The market for test automation frameworks and tooling has seen a steady number of entrants each with a different take on how they approach testing, organisation, collaboration and reporting. AI-powered cognitive vision presents some rather novel attributes which only reports differences that are perceptible to users, ignoring invisible rendering, size and positing differences. As companies work increasingly in the UI/UX web and mobile domains, having consistency across presentation layers is of significant benefit, making the job of quality teams more effective. This report verifies that visual AI is a serious "efficiency multiplayer for automated testing" providing testers with a "superpower" that accesses every screen and page in minutes but without getting tired or making mistakes.

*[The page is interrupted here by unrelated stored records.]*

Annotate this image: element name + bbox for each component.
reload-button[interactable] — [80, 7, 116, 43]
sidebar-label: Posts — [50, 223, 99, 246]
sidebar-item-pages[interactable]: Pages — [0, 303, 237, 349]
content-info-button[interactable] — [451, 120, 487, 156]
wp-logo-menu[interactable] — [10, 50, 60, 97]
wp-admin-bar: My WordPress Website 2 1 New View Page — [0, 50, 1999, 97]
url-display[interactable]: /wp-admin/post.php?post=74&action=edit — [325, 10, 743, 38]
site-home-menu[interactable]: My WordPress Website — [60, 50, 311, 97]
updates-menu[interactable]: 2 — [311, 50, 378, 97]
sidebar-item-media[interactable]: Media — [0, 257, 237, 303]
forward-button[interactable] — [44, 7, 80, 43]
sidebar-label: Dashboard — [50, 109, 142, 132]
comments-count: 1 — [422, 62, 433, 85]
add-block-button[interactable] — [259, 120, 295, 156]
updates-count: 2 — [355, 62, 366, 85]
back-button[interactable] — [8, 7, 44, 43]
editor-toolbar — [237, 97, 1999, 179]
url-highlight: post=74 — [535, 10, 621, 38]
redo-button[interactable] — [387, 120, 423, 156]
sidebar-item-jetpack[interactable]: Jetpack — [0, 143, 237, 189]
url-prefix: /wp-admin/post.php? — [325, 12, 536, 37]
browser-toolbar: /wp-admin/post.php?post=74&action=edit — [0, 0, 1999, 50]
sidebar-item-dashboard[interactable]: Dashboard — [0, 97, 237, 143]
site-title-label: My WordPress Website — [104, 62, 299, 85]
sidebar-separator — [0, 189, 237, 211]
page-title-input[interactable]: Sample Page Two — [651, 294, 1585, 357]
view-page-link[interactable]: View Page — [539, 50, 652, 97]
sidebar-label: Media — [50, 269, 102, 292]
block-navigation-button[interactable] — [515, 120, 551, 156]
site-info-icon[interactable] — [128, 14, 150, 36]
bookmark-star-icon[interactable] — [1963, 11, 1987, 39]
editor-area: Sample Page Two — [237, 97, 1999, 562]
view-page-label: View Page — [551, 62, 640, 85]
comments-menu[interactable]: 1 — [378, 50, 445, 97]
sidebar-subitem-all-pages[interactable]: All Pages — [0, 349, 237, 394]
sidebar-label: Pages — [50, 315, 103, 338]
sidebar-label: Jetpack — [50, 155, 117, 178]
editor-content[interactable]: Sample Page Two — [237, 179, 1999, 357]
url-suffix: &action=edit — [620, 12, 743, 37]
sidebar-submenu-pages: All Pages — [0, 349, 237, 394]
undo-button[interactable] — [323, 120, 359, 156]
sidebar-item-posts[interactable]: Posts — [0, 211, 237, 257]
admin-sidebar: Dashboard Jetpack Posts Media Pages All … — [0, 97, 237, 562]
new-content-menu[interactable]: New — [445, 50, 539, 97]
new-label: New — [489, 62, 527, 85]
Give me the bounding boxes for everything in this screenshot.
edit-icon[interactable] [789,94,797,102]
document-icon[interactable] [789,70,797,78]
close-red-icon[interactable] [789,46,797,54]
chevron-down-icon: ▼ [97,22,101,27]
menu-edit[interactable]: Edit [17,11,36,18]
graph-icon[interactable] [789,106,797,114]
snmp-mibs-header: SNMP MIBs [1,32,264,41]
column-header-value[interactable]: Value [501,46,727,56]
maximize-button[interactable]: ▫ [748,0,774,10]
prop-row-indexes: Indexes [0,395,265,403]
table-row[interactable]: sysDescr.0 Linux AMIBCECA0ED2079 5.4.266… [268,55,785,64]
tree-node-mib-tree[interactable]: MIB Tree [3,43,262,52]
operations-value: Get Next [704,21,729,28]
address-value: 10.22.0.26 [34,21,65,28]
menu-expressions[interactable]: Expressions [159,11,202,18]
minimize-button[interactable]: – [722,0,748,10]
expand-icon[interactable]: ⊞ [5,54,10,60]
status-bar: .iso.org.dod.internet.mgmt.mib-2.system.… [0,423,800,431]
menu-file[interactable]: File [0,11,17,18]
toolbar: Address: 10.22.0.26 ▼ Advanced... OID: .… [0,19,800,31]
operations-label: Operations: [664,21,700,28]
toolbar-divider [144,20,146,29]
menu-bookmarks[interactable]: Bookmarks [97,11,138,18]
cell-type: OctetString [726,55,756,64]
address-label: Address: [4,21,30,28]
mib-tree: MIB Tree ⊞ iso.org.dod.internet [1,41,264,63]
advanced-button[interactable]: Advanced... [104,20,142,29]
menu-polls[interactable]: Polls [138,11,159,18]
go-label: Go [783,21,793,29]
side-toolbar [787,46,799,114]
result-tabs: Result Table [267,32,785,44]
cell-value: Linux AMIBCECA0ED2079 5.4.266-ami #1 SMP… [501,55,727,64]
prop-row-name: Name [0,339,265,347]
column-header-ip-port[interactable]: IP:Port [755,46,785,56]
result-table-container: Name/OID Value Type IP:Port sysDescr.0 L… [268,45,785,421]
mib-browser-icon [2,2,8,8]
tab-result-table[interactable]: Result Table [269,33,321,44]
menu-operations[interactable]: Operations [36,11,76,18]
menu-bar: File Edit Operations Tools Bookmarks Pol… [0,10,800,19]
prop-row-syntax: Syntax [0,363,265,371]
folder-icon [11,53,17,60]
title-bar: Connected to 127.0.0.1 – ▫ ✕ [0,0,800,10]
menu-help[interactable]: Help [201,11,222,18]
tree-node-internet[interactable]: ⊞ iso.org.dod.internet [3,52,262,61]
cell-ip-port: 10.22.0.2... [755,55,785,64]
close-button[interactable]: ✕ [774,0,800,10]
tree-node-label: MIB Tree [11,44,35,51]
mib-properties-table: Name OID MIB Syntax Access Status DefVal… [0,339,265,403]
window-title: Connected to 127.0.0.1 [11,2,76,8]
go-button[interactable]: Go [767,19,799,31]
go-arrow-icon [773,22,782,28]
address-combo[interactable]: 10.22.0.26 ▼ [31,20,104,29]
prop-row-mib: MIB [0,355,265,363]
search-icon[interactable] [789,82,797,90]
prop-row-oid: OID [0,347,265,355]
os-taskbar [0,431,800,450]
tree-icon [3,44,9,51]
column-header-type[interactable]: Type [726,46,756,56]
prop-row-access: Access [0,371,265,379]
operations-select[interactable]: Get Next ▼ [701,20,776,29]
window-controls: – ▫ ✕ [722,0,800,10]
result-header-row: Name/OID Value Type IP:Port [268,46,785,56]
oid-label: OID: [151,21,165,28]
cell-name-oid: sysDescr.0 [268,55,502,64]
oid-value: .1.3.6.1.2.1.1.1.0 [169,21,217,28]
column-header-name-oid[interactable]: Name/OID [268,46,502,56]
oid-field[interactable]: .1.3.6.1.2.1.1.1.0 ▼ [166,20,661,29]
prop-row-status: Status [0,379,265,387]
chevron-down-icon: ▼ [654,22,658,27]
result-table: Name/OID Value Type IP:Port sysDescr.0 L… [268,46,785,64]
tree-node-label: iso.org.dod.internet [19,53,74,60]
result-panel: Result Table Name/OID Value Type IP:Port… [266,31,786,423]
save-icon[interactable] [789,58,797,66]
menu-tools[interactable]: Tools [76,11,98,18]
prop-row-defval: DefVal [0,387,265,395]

Applitools used a hackathon approach to provide real data for the report; this provides a data set from 288 independent test engineers who collectively spent over 80 workweeks of their time recording their progress. With this amount of data points, it starts to resemble real-world scenarios where different verticals, dev teams and cultures have been hands-on with the tool and investigating the benefits of visual AI as a specific branch of test automation. The main outcome of the report is that using an AI tool to monitor the rendering of UI/UX elements across the whole range of devices and browsers can improve the overall performance of the test-team. Saving time and driving up quality or, in this case, accuracy, do free up time and there are obvious benefits in this for test teams; this report provides some data and cases illuminating the case for visual AI.